The Rule of 45
Approximately every forty-five years (give or take a few) the United States Supreme Court has issued a landmark decision affecting American life. In 1798 it decided Calder v. Bull ruling that ex post facto prohibitions applied in criminal but not civil cases; in 1803 it decided Marbury v. Madison, the most significant of all precedents. Roughly forty-five years later in 1841 would come the Amistad case, the first crack in the marble block of slavery.
By 1886 it would decide Yick Wo v. Hopkins and the era of equal protection would begin.
In 1931 would come Near v. Minnesota and its powerful statement prohibiting prior restraint and enshrining the modern First Amendment.

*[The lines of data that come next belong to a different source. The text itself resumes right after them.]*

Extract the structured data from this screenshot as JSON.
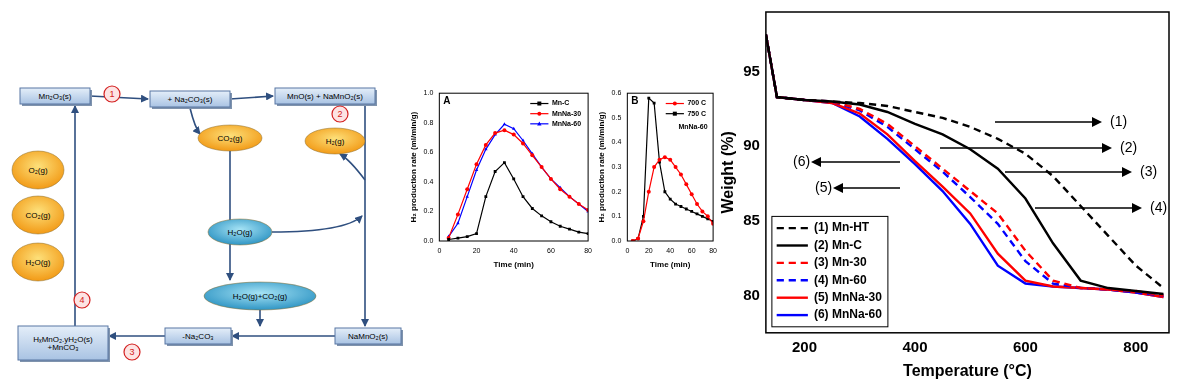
{
  "diagram": {
    "boxes": [
      "Mn₂O₃(s)",
      "+ Na₂CO₃(s)",
      "MnO(s) + NaMnO₂(s)",
      "NaMnO₂(s)",
      "-Na₂CO₃",
      [
        "HₓMnO₂.yH₂O(s)",
        "+MnCO₃"
      ]
    ],
    "ellipses": [
      "CO₂(g)",
      "H₂(g)",
      "H₂O(g)",
      "H₂O(g)+CO₂(g)",
      "O₂(g)",
      "CO₂(g)",
      "H₂O(g)"
    ],
    "steps": [
      "1",
      "2",
      "3",
      "4"
    ]
  },
  "chart_data": [
    {
      "type": "line",
      "title": "A",
      "x_label": "Time (min)",
      "y_label": "H₂ production rate (ml/min/g)",
      "x": [
        5,
        10,
        15,
        20,
        25,
        30,
        35,
        40,
        45,
        50,
        55,
        60,
        65,
        70,
        75,
        80
      ],
      "xlim": [
        0,
        80
      ],
      "xticks": [
        0,
        20,
        40,
        60,
        80
      ],
      "ylim": [
        0,
        1.0
      ],
      "yticks": [
        {
          "value": 0,
          "label": "0.0"
        },
        {
          "value": 0.2,
          "label": "0.2"
        },
        {
          "value": 0.4,
          "label": "0.4"
        },
        {
          "value": 0.6,
          "label": "0.6"
        },
        {
          "value": 0.8,
          "label": "0.8"
        },
        {
          "value": 1.0,
          "label": "1.0"
        }
      ],
      "grid": false,
      "legend": "top-right",
      "series": [
        {
          "name": "Mn-C",
          "color": "#000000",
          "marker": "square",
          "line_style": "solid",
          "values": [
            0.01,
            0.02,
            0.03,
            0.05,
            0.3,
            0.47,
            0.53,
            0.42,
            0.3,
            0.22,
            0.17,
            0.13,
            0.1,
            0.08,
            0.06,
            0.05
          ]
        },
        {
          "name": "MnNa-30",
          "color": "#ff0000",
          "marker": "circle",
          "line_style": "solid",
          "values": [
            0.02,
            0.18,
            0.35,
            0.52,
            0.65,
            0.73,
            0.75,
            0.72,
            0.66,
            0.58,
            0.5,
            0.42,
            0.35,
            0.3,
            0.25,
            0.21
          ]
        },
        {
          "name": "MnNa-60",
          "color": "#0000ff",
          "marker": "triangle",
          "line_style": "solid",
          "values": [
            0.03,
            0.12,
            0.3,
            0.48,
            0.62,
            0.72,
            0.79,
            0.76,
            0.68,
            0.59,
            0.5,
            0.42,
            0.36,
            0.3,
            0.25,
            0.2
          ]
        }
      ]
    },
    {
      "type": "line",
      "title": "B",
      "subtitle": "MnNa-60",
      "x_label": "Time (min)",
      "y_label": "H₂ production rate (ml/min/g)",
      "x": [
        5,
        10,
        15,
        20,
        25,
        30,
        35,
        40,
        45,
        50,
        55,
        60,
        65,
        70,
        75,
        80
      ],
      "xlim": [
        0,
        80
      ],
      "xticks": [
        0,
        20,
        40,
        60,
        80
      ],
      "ylim": [
        0,
        0.6
      ],
      "yticks": [
        {
          "value": 0,
          "label": "0.0"
        },
        {
          "value": 0.1,
          "label": "0.1"
        },
        {
          "value": 0.2,
          "label": "0.2"
        },
        {
          "value": 0.3,
          "label": "0.3"
        },
        {
          "value": 0.4,
          "label": "0.4"
        },
        {
          "value": 0.5,
          "label": "0.5"
        },
        {
          "value": 0.6,
          "label": "0.6"
        }
      ],
      "grid": false,
      "legend": "top-right",
      "series": [
        {
          "name": "700 C",
          "color": "#ff0000",
          "marker": "circle",
          "line_style": "solid",
          "values": [
            0,
            0.01,
            0.08,
            0.2,
            0.3,
            0.33,
            0.34,
            0.33,
            0.3,
            0.27,
            0.23,
            0.19,
            0.15,
            0.12,
            0.1,
            0.07
          ]
        },
        {
          "name": "750 C",
          "color": "#000000",
          "marker": "square",
          "line_style": "solid",
          "values": [
            0,
            0.01,
            0.1,
            0.58,
            0.56,
            0.32,
            0.2,
            0.17,
            0.15,
            0.14,
            0.13,
            0.12,
            0.11,
            0.1,
            0.09,
            0.08
          ]
        }
      ]
    },
    {
      "type": "line",
      "x_label": "Temperature (°C)",
      "y_label": "Weight (%)",
      "x": [
        130,
        150,
        200,
        250,
        300,
        350,
        400,
        450,
        500,
        550,
        600,
        650,
        700,
        750,
        800,
        850
      ],
      "xlim": [
        130,
        860
      ],
      "xticks": [
        200,
        400,
        600,
        800
      ],
      "ylim": [
        77.5,
        99
      ],
      "yticks": [
        80,
        85,
        90,
        95
      ],
      "grid": false,
      "legend": "bottom-left",
      "annotations": [
        "(1)",
        "(2)",
        "(3)",
        "(4)",
        "(6)",
        "(5)"
      ],
      "series": [
        {
          "name": "(1) Mn-HT",
          "color": "#000000",
          "marker": "none",
          "line_style": "dashed",
          "values": [
            97.5,
            93.3,
            93.1,
            93.0,
            92.9,
            92.7,
            92.3,
            91.9,
            91.3,
            90.5,
            89.5,
            88.0,
            86.0,
            84.0,
            82.0,
            80.5
          ]
        },
        {
          "name": "(2) Mn-C",
          "color": "#000000",
          "marker": "none",
          "line_style": "solid",
          "values": [
            97.5,
            93.3,
            93.1,
            93.0,
            92.8,
            92.3,
            91.5,
            90.8,
            89.8,
            88.5,
            86.5,
            83.5,
            81.0,
            80.5,
            80.3,
            80.1
          ]
        },
        {
          "name": "(3) Mn-30",
          "color": "#ff0000",
          "marker": "none",
          "line_style": "dashed",
          "values": [
            97.5,
            93.3,
            93.1,
            93.0,
            92.5,
            91.5,
            90.0,
            88.5,
            87.0,
            85.5,
            83.0,
            81.0,
            80.5,
            80.4,
            80.3,
            80.0
          ]
        },
        {
          "name": "(4) Mn-60",
          "color": "#0000ff",
          "marker": "none",
          "line_style": "dashed",
          "values": [
            97.5,
            93.3,
            93.1,
            93.0,
            92.4,
            91.3,
            89.8,
            88.3,
            86.6,
            84.8,
            82.3,
            80.8,
            80.5,
            80.4,
            80.2,
            80.0
          ]
        },
        {
          "name": "(5) MnNa-30",
          "color": "#ff0000",
          "marker": "none",
          "line_style": "solid",
          "values": [
            97.5,
            93.3,
            93.1,
            92.9,
            92.2,
            90.8,
            89.0,
            87.3,
            85.5,
            82.8,
            81.0,
            80.6,
            80.5,
            80.4,
            80.2,
            79.9
          ]
        },
        {
          "name": "(6) MnNa-60",
          "color": "#0000ff",
          "marker": "none",
          "line_style": "solid",
          "values": [
            97.5,
            93.3,
            93.1,
            92.9,
            92.0,
            90.5,
            88.8,
            87.0,
            84.8,
            82.0,
            80.8,
            80.6,
            80.5,
            80.4,
            80.2,
            79.9
          ]
        }
      ]
    }
  ]
}
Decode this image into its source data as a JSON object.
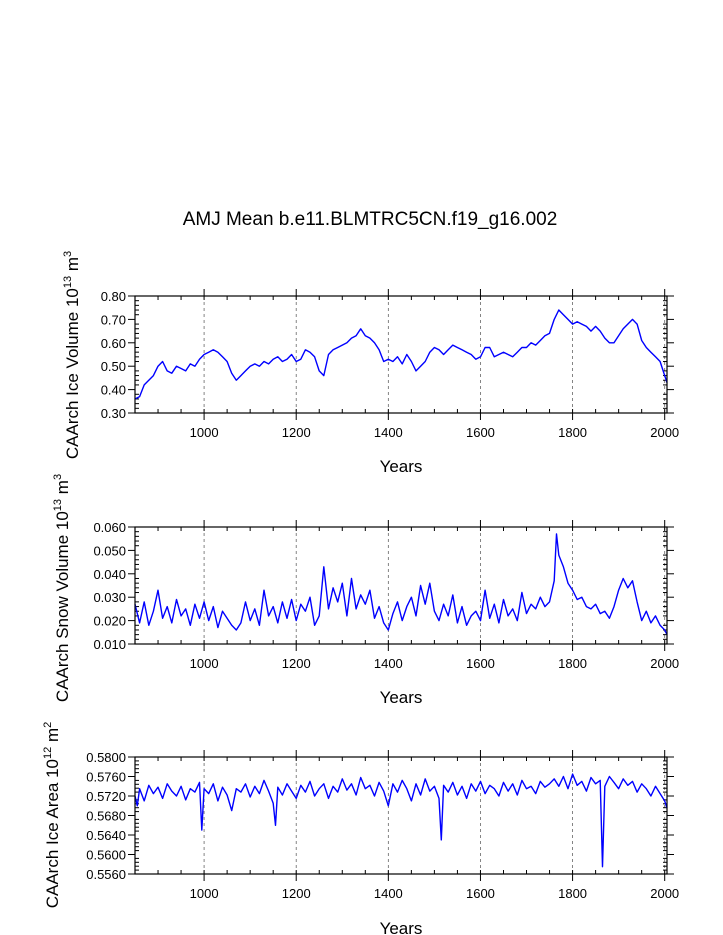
{
  "title": "AMJ Mean b.e11.BLMTRC5CN.f19_g16.002",
  "series_color": "#0000ff",
  "chart_data": [
    {
      "type": "line",
      "name": "ice-volume",
      "ylabel": "CAArch Ice Volume 10",
      "ylabel_sup": "13",
      "ylabel_unit": " m",
      "ylabel_unit_sup": "3",
      "xlabel": "Years",
      "xlim": [
        850,
        2005
      ],
      "ylim": [
        0.3,
        0.8
      ],
      "yticks": [
        "0.30",
        "0.40",
        "0.50",
        "0.60",
        "0.70",
        "0.80"
      ],
      "xticks": [
        "1000",
        "1200",
        "1400",
        "1600",
        "1800",
        "2000"
      ],
      "grid_x": [
        1000,
        1200,
        1400,
        1600,
        1800,
        2000
      ],
      "x": [
        850,
        860,
        870,
        880,
        890,
        900,
        910,
        920,
        930,
        940,
        950,
        960,
        970,
        980,
        990,
        1000,
        1010,
        1020,
        1030,
        1040,
        1050,
        1060,
        1070,
        1080,
        1090,
        1100,
        1110,
        1120,
        1130,
        1140,
        1150,
        1160,
        1170,
        1180,
        1190,
        1200,
        1210,
        1220,
        1230,
        1240,
        1250,
        1260,
        1270,
        1280,
        1290,
        1300,
        1310,
        1320,
        1330,
        1340,
        1350,
        1360,
        1370,
        1380,
        1390,
        1400,
        1410,
        1420,
        1430,
        1440,
        1450,
        1460,
        1470,
        1480,
        1490,
        1500,
        1510,
        1520,
        1530,
        1540,
        1550,
        1560,
        1570,
        1580,
        1590,
        1600,
        1610,
        1620,
        1630,
        1640,
        1650,
        1660,
        1670,
        1680,
        1690,
        1700,
        1710,
        1720,
        1730,
        1740,
        1750,
        1760,
        1770,
        1780,
        1790,
        1800,
        1810,
        1820,
        1830,
        1840,
        1850,
        1860,
        1870,
        1880,
        1890,
        1900,
        1910,
        1920,
        1930,
        1940,
        1950,
        1960,
        1970,
        1980,
        1990,
        2000,
        2005
      ],
      "values": [
        0.36,
        0.37,
        0.42,
        0.44,
        0.46,
        0.5,
        0.52,
        0.48,
        0.47,
        0.5,
        0.49,
        0.48,
        0.51,
        0.5,
        0.53,
        0.55,
        0.56,
        0.57,
        0.56,
        0.54,
        0.52,
        0.47,
        0.44,
        0.46,
        0.48,
        0.5,
        0.51,
        0.5,
        0.52,
        0.51,
        0.53,
        0.54,
        0.52,
        0.53,
        0.55,
        0.52,
        0.53,
        0.57,
        0.56,
        0.54,
        0.48,
        0.46,
        0.55,
        0.57,
        0.58,
        0.59,
        0.6,
        0.62,
        0.63,
        0.66,
        0.63,
        0.62,
        0.6,
        0.57,
        0.52,
        0.53,
        0.52,
        0.54,
        0.51,
        0.55,
        0.52,
        0.48,
        0.5,
        0.52,
        0.56,
        0.58,
        0.57,
        0.55,
        0.57,
        0.59,
        0.58,
        0.57,
        0.56,
        0.55,
        0.53,
        0.54,
        0.58,
        0.58,
        0.54,
        0.55,
        0.56,
        0.55,
        0.54,
        0.56,
        0.58,
        0.58,
        0.6,
        0.59,
        0.61,
        0.63,
        0.64,
        0.7,
        0.74,
        0.72,
        0.7,
        0.68,
        0.69,
        0.68,
        0.67,
        0.65,
        0.67,
        0.65,
        0.62,
        0.6,
        0.6,
        0.63,
        0.66,
        0.68,
        0.7,
        0.68,
        0.61,
        0.58,
        0.56,
        0.54,
        0.52,
        0.46,
        0.43
      ]
    },
    {
      "type": "line",
      "name": "snow-volume",
      "ylabel": "CAArch Snow Volume 10",
      "ylabel_sup": "13",
      "ylabel_unit": " m",
      "ylabel_unit_sup": "3",
      "xlabel": "Years",
      "xlim": [
        850,
        2005
      ],
      "ylim": [
        0.01,
        0.06
      ],
      "yticks": [
        "0.010",
        "0.020",
        "0.030",
        "0.040",
        "0.050",
        "0.060"
      ],
      "xticks": [
        "1000",
        "1200",
        "1400",
        "1600",
        "1800",
        "2000"
      ],
      "grid_x": [
        1000,
        1200,
        1400,
        1600,
        1800,
        2000
      ],
      "x": [
        850,
        860,
        870,
        880,
        890,
        900,
        910,
        920,
        930,
        940,
        950,
        960,
        970,
        980,
        990,
        1000,
        1010,
        1020,
        1030,
        1040,
        1050,
        1060,
        1070,
        1080,
        1090,
        1100,
        1110,
        1120,
        1130,
        1140,
        1150,
        1160,
        1170,
        1180,
        1190,
        1200,
        1210,
        1220,
        1230,
        1240,
        1250,
        1260,
        1270,
        1280,
        1290,
        1300,
        1310,
        1320,
        1330,
        1340,
        1350,
        1360,
        1370,
        1380,
        1390,
        1400,
        1410,
        1420,
        1430,
        1440,
        1450,
        1460,
        1470,
        1480,
        1490,
        1500,
        1510,
        1520,
        1530,
        1540,
        1550,
        1560,
        1570,
        1580,
        1590,
        1600,
        1610,
        1620,
        1630,
        1640,
        1650,
        1660,
        1670,
        1680,
        1690,
        1700,
        1710,
        1720,
        1730,
        1740,
        1750,
        1760,
        1765,
        1770,
        1780,
        1790,
        1800,
        1810,
        1820,
        1830,
        1840,
        1850,
        1860,
        1870,
        1880,
        1890,
        1900,
        1910,
        1920,
        1930,
        1940,
        1950,
        1960,
        1970,
        1980,
        1990,
        2000,
        2005
      ],
      "values": [
        0.027,
        0.019,
        0.028,
        0.018,
        0.024,
        0.033,
        0.021,
        0.026,
        0.019,
        0.029,
        0.022,
        0.025,
        0.018,
        0.027,
        0.021,
        0.028,
        0.02,
        0.026,
        0.017,
        0.024,
        0.021,
        0.018,
        0.016,
        0.019,
        0.028,
        0.02,
        0.025,
        0.018,
        0.033,
        0.022,
        0.026,
        0.019,
        0.028,
        0.021,
        0.029,
        0.02,
        0.027,
        0.024,
        0.03,
        0.018,
        0.022,
        0.043,
        0.025,
        0.034,
        0.028,
        0.036,
        0.022,
        0.038,
        0.025,
        0.031,
        0.027,
        0.033,
        0.021,
        0.026,
        0.019,
        0.016,
        0.023,
        0.028,
        0.02,
        0.026,
        0.03,
        0.022,
        0.035,
        0.027,
        0.036,
        0.024,
        0.02,
        0.027,
        0.022,
        0.031,
        0.019,
        0.026,
        0.018,
        0.022,
        0.024,
        0.02,
        0.033,
        0.021,
        0.027,
        0.019,
        0.029,
        0.022,
        0.025,
        0.02,
        0.032,
        0.023,
        0.027,
        0.025,
        0.03,
        0.026,
        0.028,
        0.037,
        0.057,
        0.048,
        0.043,
        0.036,
        0.033,
        0.029,
        0.03,
        0.026,
        0.025,
        0.027,
        0.023,
        0.024,
        0.021,
        0.026,
        0.033,
        0.038,
        0.034,
        0.037,
        0.028,
        0.02,
        0.024,
        0.019,
        0.022,
        0.018,
        0.016,
        0.014
      ]
    },
    {
      "type": "line",
      "name": "ice-area",
      "ylabel": "CAArch Ice Area 10",
      "ylabel_sup": "12",
      "ylabel_unit": " m",
      "ylabel_unit_sup": "2",
      "xlabel": "Years",
      "xlim": [
        850,
        2005
      ],
      "ylim": [
        0.556,
        0.58
      ],
      "yticks": [
        "0.5560",
        "0.5600",
        "0.5640",
        "0.5680",
        "0.5720",
        "0.5760",
        "0.5800"
      ],
      "xticks": [
        "1000",
        "1200",
        "1400",
        "1600",
        "1800",
        "2000"
      ],
      "grid_x": [
        1000,
        1200,
        1400,
        1600,
        1800,
        2000
      ],
      "x": [
        850,
        855,
        860,
        870,
        880,
        890,
        900,
        910,
        920,
        930,
        940,
        950,
        960,
        970,
        980,
        990,
        995,
        1000,
        1010,
        1020,
        1030,
        1040,
        1050,
        1060,
        1070,
        1080,
        1090,
        1100,
        1110,
        1120,
        1130,
        1140,
        1150,
        1155,
        1160,
        1170,
        1180,
        1190,
        1200,
        1210,
        1220,
        1230,
        1240,
        1250,
        1260,
        1270,
        1280,
        1290,
        1300,
        1310,
        1320,
        1330,
        1340,
        1350,
        1360,
        1370,
        1380,
        1390,
        1400,
        1410,
        1420,
        1430,
        1440,
        1450,
        1460,
        1470,
        1480,
        1490,
        1500,
        1510,
        1515,
        1520,
        1530,
        1540,
        1550,
        1560,
        1570,
        1580,
        1590,
        1600,
        1610,
        1620,
        1630,
        1640,
        1650,
        1660,
        1670,
        1680,
        1690,
        1700,
        1710,
        1720,
        1730,
        1740,
        1750,
        1760,
        1770,
        1780,
        1790,
        1800,
        1810,
        1820,
        1830,
        1840,
        1850,
        1860,
        1865,
        1870,
        1880,
        1890,
        1900,
        1910,
        1920,
        1930,
        1940,
        1950,
        1960,
        1970,
        1980,
        1990,
        2000,
        2005
      ],
      "values": [
        0.572,
        0.57,
        0.5735,
        0.571,
        0.5742,
        0.5725,
        0.5738,
        0.5715,
        0.5745,
        0.573,
        0.572,
        0.574,
        0.5712,
        0.5735,
        0.5728,
        0.5748,
        0.565,
        0.5735,
        0.5725,
        0.5745,
        0.571,
        0.5738,
        0.5722,
        0.569,
        0.5735,
        0.5728,
        0.5745,
        0.5718,
        0.574,
        0.5725,
        0.5752,
        0.573,
        0.5705,
        0.566,
        0.5738,
        0.5722,
        0.5745,
        0.573,
        0.5715,
        0.5742,
        0.5728,
        0.575,
        0.572,
        0.5735,
        0.5745,
        0.5715,
        0.574,
        0.5728,
        0.5755,
        0.5732,
        0.5745,
        0.5722,
        0.5758,
        0.5735,
        0.5742,
        0.572,
        0.5748,
        0.573,
        0.57,
        0.5745,
        0.5728,
        0.5752,
        0.5735,
        0.571,
        0.5745,
        0.5722,
        0.5755,
        0.573,
        0.574,
        0.5715,
        0.563,
        0.5742,
        0.5728,
        0.5748,
        0.5722,
        0.574,
        0.5715,
        0.5745,
        0.573,
        0.575,
        0.5725,
        0.5742,
        0.5735,
        0.572,
        0.5748,
        0.573,
        0.5745,
        0.5722,
        0.5752,
        0.5735,
        0.574,
        0.5725,
        0.575,
        0.5738,
        0.5745,
        0.5755,
        0.574,
        0.576,
        0.5735,
        0.5765,
        0.5742,
        0.575,
        0.573,
        0.5758,
        0.5745,
        0.5752,
        0.5575,
        0.574,
        0.576,
        0.5748,
        0.5735,
        0.5755,
        0.5742,
        0.575,
        0.5728,
        0.5745,
        0.5735,
        0.572,
        0.574,
        0.5725,
        0.571,
        0.5695
      ]
    }
  ]
}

By 1974 the Court would decide Nixon v. United States, making real the principle that no one in America stands above the Rule of Law.
Yet, now over forty-five years later, in 2021, what are the great milestone or landmark decisions handed down by this Court?
Instead, we have cases that mechanically unwind the right to vote or take the part of business interests. The Supreme Court — contrary to the stale claims of its past Republican nominees — must do more than “call balls and strikes.”
It is the institution to which Clarence Gideon went when no one else would listen. It heard the cries for equality starting with Linda Brown in a small Topeka schoolroom.
It assured Escobedo and Miranda and Gant the right to due process in the face of accusations and police abuse.
And despite the criticism, it elegantly afforded all Americans a zone of privacy in their most intimate affairs and upheld the right to protest an unpopular war.
Now we have an insipid and timid Court that refuses to venture to the horizons of liberty — all in the well-pressed disguise of “textualism.”
I submit that textualism like its close cousin originalism is simply a way of saying we the powerful choose to have things as we believe they were for those originally in power.
But, that has never been America’s true destiny: to go backwards.
We need to ask this Supreme Court if it will ever hoist anchor from the dock of the past. Its job through history is to sail into the Seas of Liberty.